Dehydration and cold weather— published: 12-27-2012
Most people associate dehydration with hot weather. Here’s news: You can experience dehydration in cold weather too. Being active outside in cold weather for less than two hours doesn’t usually present a problem. But for long-term exposure such as a field deployment, which can last anywhere from a few days to several weeks, the combination of heavy clothing and high-intensity exercise can lead to increased sweating and the possibility of dehydration. You may not feel as thirsty in cold weather as in other climates, because your body chemistry impairs your brain’s ability to tell you when to hydrate. Cold weather also has the effect of moving body fluids from your extremities to your core, causing increased urine output and adding to dehydration.

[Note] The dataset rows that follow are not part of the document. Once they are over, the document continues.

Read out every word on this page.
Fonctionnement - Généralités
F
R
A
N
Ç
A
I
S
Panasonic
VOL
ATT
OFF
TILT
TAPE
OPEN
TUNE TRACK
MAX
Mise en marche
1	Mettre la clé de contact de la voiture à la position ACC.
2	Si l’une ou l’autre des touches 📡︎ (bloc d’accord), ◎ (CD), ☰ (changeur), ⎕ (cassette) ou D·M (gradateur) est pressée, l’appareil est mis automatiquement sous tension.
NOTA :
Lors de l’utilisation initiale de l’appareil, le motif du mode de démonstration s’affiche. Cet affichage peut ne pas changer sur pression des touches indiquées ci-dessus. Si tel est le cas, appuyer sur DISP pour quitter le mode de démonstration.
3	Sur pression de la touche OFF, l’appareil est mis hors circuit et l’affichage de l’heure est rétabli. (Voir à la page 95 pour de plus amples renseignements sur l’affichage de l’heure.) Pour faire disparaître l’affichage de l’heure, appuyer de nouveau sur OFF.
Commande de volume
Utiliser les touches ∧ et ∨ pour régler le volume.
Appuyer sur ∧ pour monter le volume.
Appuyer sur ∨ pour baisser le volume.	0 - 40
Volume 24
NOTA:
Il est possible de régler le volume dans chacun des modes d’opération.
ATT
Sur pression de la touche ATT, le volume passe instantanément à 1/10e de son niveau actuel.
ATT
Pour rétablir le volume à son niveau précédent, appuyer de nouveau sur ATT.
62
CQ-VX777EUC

The bottom line: When in cold climates, don’t rely on thirst to be an indicator of hydration. Drink often, before you’re thirsty. Water and sports drinks are the best fluids to maintain hydration, even in cold weather conditions. When you’re in a situation where you need to monitor your hydration level keep in mind that carbonated and caffeinated beverages (including energy drinks) have a dehydrating effect since they increase urine flow. Also avoid alcohol consumption in cold weather. It gives a temporary feeling of warmth but interferes with the body’s ability to retain heat since shivering, the normal response to maintain body temperature, is delayed.
Sometimes it’s not easy to hydrate as much as you need, especially when on a mission. One way to measure your hydration status is to monitor the color and volume of your urine. (Snow makes a good test spot.) Dark, scanty urine is an indication of dehydration. Ideally, urine should be light yellow to clear. Enjoy getting some exercise in the cold weather, but be sure to keep your water bottle in tow.